Bienvenue dans l’univers farfelu du grand Tim Burton. Au sommet se trouve un château aux formes et couleurs sinistres, sombres, peu accueillantes. Dans ce manoir apparemment soumis à l’abandon vit pourtant un homme, un homme étrange : Edward. Né dans l’imagination d’un inventeur un peu toqué, Edward est une créature non achevée car son créateur est décédé avant d’avoir pu lui greffer des mains. Edward voit donc les extrémité de ses bras ornées de grands ciseaux tranchants, le rendant si particulier, si différent. En bas les couleurs sont vives, dans un des pavillons colorés vit Pegg qui fait du porte à porte pour vendre des produits de beauté. En manque de clients Pegg décide d’aller au château surplombant la banlieue pour y trouver un acheteur potentiel. L’histoire commence réellement par la rencontre de ces deux êtres si différents…

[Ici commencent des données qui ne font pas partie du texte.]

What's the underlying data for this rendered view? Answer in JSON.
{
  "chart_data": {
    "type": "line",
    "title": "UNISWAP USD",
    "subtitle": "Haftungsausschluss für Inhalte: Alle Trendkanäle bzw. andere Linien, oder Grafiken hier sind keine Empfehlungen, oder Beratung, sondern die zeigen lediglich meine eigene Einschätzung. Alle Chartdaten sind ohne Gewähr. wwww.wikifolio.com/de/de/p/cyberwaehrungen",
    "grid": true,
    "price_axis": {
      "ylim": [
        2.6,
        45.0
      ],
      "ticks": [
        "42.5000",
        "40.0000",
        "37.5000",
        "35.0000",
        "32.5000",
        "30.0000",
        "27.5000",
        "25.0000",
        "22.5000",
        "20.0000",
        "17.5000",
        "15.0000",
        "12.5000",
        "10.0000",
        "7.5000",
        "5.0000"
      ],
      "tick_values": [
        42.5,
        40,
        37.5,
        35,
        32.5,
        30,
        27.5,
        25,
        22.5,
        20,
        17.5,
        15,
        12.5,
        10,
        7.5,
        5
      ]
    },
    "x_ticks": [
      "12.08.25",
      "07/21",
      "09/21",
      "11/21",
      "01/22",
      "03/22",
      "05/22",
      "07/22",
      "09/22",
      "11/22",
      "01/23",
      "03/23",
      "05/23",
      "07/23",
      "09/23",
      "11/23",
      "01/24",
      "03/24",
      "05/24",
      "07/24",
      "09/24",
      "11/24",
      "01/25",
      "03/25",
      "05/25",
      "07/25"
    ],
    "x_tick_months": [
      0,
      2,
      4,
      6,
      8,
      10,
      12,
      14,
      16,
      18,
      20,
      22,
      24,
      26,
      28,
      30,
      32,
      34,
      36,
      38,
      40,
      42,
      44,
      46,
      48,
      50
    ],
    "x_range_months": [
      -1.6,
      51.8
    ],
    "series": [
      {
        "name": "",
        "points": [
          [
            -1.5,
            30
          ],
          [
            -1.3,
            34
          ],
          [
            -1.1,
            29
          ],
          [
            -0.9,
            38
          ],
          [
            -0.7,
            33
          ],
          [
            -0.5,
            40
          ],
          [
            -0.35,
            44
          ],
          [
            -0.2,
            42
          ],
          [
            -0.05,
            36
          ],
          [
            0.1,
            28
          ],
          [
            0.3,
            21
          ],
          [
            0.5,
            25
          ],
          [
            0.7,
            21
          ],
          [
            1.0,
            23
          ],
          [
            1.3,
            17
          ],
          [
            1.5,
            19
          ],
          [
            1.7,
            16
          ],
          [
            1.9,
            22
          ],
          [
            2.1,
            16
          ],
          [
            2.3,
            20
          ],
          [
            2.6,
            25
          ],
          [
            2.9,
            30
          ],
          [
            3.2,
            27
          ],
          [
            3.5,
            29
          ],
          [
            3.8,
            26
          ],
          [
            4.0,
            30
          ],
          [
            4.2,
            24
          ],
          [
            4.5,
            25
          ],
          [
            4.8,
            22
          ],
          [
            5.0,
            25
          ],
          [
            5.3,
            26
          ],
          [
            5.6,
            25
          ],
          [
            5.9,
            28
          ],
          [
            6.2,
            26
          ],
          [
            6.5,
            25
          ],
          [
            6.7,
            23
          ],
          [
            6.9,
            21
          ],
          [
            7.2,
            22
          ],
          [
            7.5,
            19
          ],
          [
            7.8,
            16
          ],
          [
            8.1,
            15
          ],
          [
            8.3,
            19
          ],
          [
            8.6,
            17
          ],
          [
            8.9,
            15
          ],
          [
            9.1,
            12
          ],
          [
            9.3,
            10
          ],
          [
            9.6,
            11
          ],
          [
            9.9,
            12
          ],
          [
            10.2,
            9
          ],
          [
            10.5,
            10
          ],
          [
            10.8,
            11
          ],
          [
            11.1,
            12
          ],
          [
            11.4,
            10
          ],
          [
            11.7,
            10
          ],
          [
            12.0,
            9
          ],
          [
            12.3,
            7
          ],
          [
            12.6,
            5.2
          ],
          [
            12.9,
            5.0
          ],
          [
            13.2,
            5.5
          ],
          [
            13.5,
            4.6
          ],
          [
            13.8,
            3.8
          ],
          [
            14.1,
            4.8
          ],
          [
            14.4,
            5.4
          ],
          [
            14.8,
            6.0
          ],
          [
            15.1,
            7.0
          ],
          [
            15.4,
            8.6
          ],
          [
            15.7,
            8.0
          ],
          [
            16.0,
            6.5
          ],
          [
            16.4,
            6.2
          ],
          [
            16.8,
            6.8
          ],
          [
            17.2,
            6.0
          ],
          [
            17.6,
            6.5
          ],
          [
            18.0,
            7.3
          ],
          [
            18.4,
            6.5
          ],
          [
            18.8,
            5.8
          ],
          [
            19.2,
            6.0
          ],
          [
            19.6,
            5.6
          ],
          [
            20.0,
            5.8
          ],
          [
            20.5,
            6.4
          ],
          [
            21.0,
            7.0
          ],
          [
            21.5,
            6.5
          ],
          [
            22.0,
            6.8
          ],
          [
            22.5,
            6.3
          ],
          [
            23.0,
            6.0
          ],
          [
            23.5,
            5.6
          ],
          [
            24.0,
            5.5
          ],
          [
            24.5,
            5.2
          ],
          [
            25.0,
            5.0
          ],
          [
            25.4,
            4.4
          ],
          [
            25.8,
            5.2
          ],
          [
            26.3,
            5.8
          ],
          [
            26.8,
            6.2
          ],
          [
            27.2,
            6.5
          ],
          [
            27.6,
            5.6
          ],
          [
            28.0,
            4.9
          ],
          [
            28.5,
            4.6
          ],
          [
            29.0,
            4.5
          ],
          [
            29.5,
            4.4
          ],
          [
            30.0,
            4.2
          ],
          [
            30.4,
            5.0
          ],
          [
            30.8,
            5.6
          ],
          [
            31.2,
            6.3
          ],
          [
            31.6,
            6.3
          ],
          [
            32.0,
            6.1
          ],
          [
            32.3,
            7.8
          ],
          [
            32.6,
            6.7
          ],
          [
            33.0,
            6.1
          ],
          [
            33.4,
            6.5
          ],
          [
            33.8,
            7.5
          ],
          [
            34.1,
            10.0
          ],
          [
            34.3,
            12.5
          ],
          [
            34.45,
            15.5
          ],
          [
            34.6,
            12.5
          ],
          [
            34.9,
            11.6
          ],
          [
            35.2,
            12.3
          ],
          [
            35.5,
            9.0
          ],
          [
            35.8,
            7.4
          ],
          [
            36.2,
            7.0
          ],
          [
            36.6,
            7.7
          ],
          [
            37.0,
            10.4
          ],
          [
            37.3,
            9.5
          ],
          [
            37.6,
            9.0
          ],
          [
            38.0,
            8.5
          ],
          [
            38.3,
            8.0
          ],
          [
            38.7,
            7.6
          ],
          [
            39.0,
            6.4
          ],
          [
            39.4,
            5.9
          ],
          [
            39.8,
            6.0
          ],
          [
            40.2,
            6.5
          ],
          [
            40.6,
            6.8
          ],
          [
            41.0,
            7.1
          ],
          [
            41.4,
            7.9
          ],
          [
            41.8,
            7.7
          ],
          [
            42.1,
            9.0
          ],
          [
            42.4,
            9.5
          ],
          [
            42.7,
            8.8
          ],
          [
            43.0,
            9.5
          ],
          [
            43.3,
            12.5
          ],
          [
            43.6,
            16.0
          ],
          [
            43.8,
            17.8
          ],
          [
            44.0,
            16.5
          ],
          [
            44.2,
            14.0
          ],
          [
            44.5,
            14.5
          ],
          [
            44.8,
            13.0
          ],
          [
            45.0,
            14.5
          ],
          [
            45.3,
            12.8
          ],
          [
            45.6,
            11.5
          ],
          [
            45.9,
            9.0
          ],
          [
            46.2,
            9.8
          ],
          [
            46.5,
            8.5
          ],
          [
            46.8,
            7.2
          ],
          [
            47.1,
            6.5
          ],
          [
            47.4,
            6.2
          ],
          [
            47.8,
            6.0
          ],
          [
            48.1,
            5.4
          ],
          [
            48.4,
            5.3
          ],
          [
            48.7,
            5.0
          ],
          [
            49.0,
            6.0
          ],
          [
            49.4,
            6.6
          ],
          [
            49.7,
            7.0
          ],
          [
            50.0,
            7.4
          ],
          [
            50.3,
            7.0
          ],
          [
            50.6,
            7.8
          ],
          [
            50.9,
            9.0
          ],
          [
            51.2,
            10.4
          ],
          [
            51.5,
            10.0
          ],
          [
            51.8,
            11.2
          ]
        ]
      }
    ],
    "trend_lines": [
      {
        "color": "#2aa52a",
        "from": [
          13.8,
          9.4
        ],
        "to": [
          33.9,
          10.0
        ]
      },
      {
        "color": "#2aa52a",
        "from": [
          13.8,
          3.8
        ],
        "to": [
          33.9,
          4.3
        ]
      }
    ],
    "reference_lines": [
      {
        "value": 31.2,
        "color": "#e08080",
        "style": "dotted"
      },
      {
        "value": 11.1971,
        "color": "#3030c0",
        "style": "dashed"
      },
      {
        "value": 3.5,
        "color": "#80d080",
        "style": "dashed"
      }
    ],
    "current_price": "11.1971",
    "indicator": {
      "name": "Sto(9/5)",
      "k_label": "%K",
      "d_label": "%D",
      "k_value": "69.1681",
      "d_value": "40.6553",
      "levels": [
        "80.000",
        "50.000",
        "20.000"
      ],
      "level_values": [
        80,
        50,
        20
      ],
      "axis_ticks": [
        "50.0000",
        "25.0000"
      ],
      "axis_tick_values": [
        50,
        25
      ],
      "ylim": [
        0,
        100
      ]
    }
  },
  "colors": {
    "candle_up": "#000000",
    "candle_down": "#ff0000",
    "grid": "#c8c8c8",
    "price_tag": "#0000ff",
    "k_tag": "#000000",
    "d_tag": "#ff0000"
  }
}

Haut en couleurs, riche en musique, le film s’élève bel et bien par sa touche Tim Burtonesque : une ambiance travaillée entre caricatures et étrangeté, des personnages stéréotypés, un scénario simple mais prenant et des bruitages très bien réglés, le tout porté par des acteurs plus que convaincants. Un film de qualité qui met en avant l’exclusion due à la différence tout en  nous offrant des moments drôles, tristes, ou remplis d’espoir. Les contrastes sont frappants.



Vous passerez certainement un bon moment.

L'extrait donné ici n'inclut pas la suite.